1.03.2012

Cooking and Eating Over the Holidays

Holidays = guests = cooking.  Thanks, people, for showing up so I can make crazy quantities of stuff and not have to eat it for lunch and dinner myself every day! 

Chocolate chip banana bread muffins are important for breakfast, snack, or dessert.  The recipe is from my college roommate--she sent me a Word document of 5 recipes, some with applesauce replacing this or that, and I picked my favorite.  I make it about once per month; if you've got some browning bananas and the regular baking necessities, you've got this treat.

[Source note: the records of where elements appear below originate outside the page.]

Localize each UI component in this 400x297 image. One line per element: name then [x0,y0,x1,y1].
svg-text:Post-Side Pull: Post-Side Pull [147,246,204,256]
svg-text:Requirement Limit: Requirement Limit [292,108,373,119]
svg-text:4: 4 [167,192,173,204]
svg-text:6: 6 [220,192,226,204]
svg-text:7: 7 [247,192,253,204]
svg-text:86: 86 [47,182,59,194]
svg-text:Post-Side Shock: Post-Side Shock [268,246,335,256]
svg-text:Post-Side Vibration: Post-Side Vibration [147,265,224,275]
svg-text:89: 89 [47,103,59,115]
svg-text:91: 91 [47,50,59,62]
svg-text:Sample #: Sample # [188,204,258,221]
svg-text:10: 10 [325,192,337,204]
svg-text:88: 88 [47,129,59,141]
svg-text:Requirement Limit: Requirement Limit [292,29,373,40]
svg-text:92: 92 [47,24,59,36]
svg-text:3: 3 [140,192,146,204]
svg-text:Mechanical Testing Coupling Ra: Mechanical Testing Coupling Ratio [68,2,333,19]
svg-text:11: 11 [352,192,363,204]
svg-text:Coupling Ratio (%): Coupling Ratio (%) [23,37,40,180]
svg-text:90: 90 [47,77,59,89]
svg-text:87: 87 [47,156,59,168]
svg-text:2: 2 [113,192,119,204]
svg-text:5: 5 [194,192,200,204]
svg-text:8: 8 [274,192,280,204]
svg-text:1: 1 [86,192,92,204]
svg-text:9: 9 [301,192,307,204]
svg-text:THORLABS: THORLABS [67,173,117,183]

Banana Chocolate Chip Bread (as given to me,  my comments in italics)

1/2 cup butter
1 cup sugar
2 eggs
3 mashed, ripe bananas, but if you have 2 or 4 you're all good.
2 cups flour
1 teaspoon baking soda
1/2 teaspoon salt
1 teaspoon vanilla
1 cup chocolate chips, but I add more because it's good luck


Preheat oven to 350 degrees F. Cream butter and sugar. Beat in eggs, then bananas. Add flour, baking soda, salt, mixing well. Stir in vanilla and chocolate chips. Pour into a greased loaf pan or muffin tin (fill to the very top) and bake for 60 - 70 minutes or until cake tester comes out clean. Cool in pan 10 minutes, then turn out onto a wire rack to cool completely before slicing.  Take down the baking time if you decide to do mini muffins or mini loaves.

Pumpkin pancakes are also an important part of hosting. I eyeball the spices, use some pumpkin pie spice in place of small amounts of all that compose it, add chocolate chips, and often sub for white whole wheat flour, if I have it.  I add the choc chips once the batter is down in the pan, 3-5 per (small) pancake.  If I mixed them into the batter beforehand I'm pretty sure they'd just sink. 

We made pumpkin pancakes for our erev New Year's brunch guests, but our Chanukah guests still had some pumpkin in the form of the Whole Foods turkey pumpkin chili, this time whipped up by J.  Their brunch was strata-riffic, with both sweet and savory.  On erev Christmas we went to Ala Shanghai for a delicious meal.  The only disappointment that night was that our soup dumplings were mostly deflated (and thus unsouped). Also, I think I'd like to ask to keep the rest of the Peking duck after it's sliced up tableside onto the individual bun sandwiches. There seemed to be at least a sandwich of meat still on the bones, and our particular table would have enjoyed getting it!

On Christmas Day I took some silver tip (last cut of roast available at the kosher Chop early in the afternoon before the holy sabbath, a little leaner than I wanted), two cans of tomatoes, a beer, garlic, onion, and potato and bid it farewell for 8 hours on low in the slow cooker.  I baked challah with my aunt's recipe that I've been using forever, but in a Chanukah miracle, it came out lighter and fluffier than ever before.  I never measure the flour, so maybe my eyeballs did better this time than before.

Our Sisterfriend cooked the most delicious latkes I've had in years--one russet potato, two sweet potatoes, a handful of small onions, some egg and flour (I wasn't watching that closely...), salt, and pepper.  Parevized J&G soup (sans butter) with quinoa and salad started us off.  Below is our festive Chanukah table.  Thanks to our special non-relative guests for the red sparkly deliciousness.  




Happy January, everyone. I hope you cooked and/or ate some delicious things over the past few weeks.

1 comment:

  1. what a gorgeous table.....happy new year to you!